Por: Laura Valentina Sánchez Paladines

Estudiante de Comunicación Social y Periodismo, sede Pitalito    

Ana, cabello cano y mirada cansada, recordó el momento en que debió dejar la casa donde había residido toda su vida. Mientras observaba la represa recordó las risas de sus hijos jugando en el patio, las tardes de sol junto al río, las plantas de su casa, entonces sus ojos se empañaron de lágrimas.

Durante muchos años vivió en Garzón, un pequeño pueblo en el departamento del Huila, Colombia, reconocido por ser un lugar tranquilo y apacible donde sus habitantes vivían en armonía con la naturaleza. «Sus calles empedradas y sus casas de colores vibrantes te hacen sentir como si estuvieras en un lugar mágico», advierte Ana.

Sin embargo, todo cambió cuando se empezó a construir la represa El Quimbo, un proyecto ambicioso que prometía traer progreso y desarrollo a la región. Ana y sus vecinos se opusieron ardientemente a este proyecto, sabiendo que significaría la pérdida de sus hogares, de sus tierras y de su estilo de vida.

A pesar de las protestas y peticiones, la empresa a cargo, Emgesa, filial de Enel Green Power, siguió adelante con la construcción de la represa. Las máquinas llegaron, las casas fueron demolidas y el río fue represado, inundando todo a su paso. Ana y más de diez mil habitantes tuvieron que ser reubicados en un nuevo pueblo, lejos de sus raíces y de todo lo que llamaban hogar.

Ahora, estando en su nueva casa, este mujer sigue recordando con melancolía su vida en Garzón. Aunque el tiempo ha pasado y las cosas han cambiado, el amor por su pueblo sigue latente en su corazón. A pesar de todo, ella se aferra a su memoria, a los detalles, pues cada olor, cada sonido, la transporta de nuevo a esos días de paz y felicidad.

Su constante visita a los recuerdos más preciados de su antiguo hogar: los sancochos alrededor del río, sus nietos corriendo y las tardes de risas, despertaron en ella la necesidad de volver al Quimbo, a ese lugar que vio crecer su familia.

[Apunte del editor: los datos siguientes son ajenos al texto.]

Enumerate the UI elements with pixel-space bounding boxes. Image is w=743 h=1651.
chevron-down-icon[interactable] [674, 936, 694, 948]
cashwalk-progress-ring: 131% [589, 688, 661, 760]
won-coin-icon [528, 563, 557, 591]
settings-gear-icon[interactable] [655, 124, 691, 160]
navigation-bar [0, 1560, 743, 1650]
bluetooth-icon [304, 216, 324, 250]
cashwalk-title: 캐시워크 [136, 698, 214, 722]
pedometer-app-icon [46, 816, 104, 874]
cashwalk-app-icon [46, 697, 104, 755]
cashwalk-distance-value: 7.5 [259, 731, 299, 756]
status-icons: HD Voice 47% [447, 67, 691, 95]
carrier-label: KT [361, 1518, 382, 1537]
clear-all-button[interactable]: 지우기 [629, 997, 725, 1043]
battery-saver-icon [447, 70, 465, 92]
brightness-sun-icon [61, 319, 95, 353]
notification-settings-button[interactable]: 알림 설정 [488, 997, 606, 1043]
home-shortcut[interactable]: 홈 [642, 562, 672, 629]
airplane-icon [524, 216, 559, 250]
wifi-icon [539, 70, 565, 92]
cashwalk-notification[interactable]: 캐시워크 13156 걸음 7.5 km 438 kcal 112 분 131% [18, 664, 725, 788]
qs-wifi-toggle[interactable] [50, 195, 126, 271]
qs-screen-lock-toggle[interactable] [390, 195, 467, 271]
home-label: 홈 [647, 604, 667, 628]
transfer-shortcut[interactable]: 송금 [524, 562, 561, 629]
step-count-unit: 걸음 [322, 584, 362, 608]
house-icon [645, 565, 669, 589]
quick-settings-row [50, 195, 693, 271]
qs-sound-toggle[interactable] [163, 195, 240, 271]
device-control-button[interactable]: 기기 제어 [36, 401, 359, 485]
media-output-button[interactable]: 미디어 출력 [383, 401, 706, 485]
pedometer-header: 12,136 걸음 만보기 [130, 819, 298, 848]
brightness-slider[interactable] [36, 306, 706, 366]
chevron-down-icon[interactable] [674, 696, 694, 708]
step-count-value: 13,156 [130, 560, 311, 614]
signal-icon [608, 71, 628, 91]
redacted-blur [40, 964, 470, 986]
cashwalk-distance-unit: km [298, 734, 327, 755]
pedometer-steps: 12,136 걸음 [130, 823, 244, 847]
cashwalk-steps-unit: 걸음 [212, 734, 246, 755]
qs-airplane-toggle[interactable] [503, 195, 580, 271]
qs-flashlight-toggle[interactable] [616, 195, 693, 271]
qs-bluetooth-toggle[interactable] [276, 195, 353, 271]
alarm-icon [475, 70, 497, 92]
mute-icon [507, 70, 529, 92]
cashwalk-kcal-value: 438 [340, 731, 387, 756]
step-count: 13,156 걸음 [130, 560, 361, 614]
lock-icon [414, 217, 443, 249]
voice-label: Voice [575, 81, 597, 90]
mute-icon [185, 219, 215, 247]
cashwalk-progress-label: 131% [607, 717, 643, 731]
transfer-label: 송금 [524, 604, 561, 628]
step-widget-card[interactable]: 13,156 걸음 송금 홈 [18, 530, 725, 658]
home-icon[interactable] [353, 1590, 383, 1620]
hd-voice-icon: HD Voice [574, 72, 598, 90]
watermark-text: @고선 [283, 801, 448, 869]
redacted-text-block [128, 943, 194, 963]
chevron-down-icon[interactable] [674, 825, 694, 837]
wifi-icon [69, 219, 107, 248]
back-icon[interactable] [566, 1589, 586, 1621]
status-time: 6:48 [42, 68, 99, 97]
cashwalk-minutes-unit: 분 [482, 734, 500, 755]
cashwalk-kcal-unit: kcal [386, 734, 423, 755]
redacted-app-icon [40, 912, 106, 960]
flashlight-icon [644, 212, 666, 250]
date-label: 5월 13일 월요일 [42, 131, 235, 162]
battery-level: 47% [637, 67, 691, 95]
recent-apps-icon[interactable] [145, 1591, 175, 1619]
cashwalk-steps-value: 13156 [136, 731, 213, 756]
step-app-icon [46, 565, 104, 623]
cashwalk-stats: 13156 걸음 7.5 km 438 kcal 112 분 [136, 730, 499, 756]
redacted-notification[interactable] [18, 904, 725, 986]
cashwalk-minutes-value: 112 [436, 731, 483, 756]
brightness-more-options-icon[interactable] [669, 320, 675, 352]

Todo lo que ella solía conocer y amar había desaparecido bajo las aguas de una represa. Los recuerdos de su juventud se desvanecieron ante sus ojos. Su lugar seguro se había convertido en columnas y un gran puente de asfalto; la belleza y la vida que una vez floreció aquí, fueron borradas por la mano del hombre.

Las plantas marchitas y los árboles sin hojas y ramas desnudas se alzaban como testigos mudos de la devastación provocada por la sed insaciable de la represa. El río, una vez bulloso y lleno de vida, actualmente se encuentra inerte, reflejando el mero fracaso de una explotación desmedida y sin control.

En esta corta visita a la mujer le dio sed y decidió acercarse a una caseta donde venden mango y jugo naranja. Fue entonces cuando vio un rostro familiar. Era Cristian Quiroz, un joven que vio crecer en este lugar.

—¿Qué haces aquí? —exclamó la señora Ana, sorprendida. Cristian sonrió y le explicó que estaba trabajando en la caseta vendiendo jugo de naranja para poder subsistir. La señora Ana, emocionada, le compró un vaso de jugo.

Mientras disfrutaba de la bebida, Cristian le contó a la abuela que todo había cambiado, pues el embalse empezó a bajar en el mes de enero, lo cual ha afectado gravemente a la comunidad. “Los turistas ya no vienen y si lo hacen, se marchan al ver que la represa está baja. Los pescadores no pueden trabajar y los servicios náuticos no pueden prestarse, ya que el río está seco”.

Ana lo escuchó con frustración. Después de despedirse de Cristian quiso dar un recorrido por los pueblos cercanos a la represa y así confirmó en carne propia el evidente impacto catastrófico que esta sequía había tenido en la vida de las personas.

Los mercados concurridos que ella conmemoraba han dado paso a un escenario desolado y descuidado. Las tiendas cerradas y las casas sin habitar son evidencia de un pasado que ya no regresará. A través de la ventana del carro observó calles polvorientas y tejados que parecían verse ondulados por el calor.

El silencio se apoderó del paisaje, el sol abrasador castigaba la piel y el aire ardiente apenas permitía respirar. El aroma a tierra quemada y desesperanza impregnó el ambiente, envolviendo cada rincón con su pesada presencia. Ana siguió mirando por la ventana, en silencio, buscando en su memoria el paisaje que el “progreso” le arrebató, el paisaje de sus recuerdos, la historia de vida de su familia, de sus vecinos y amigos, su propia historia.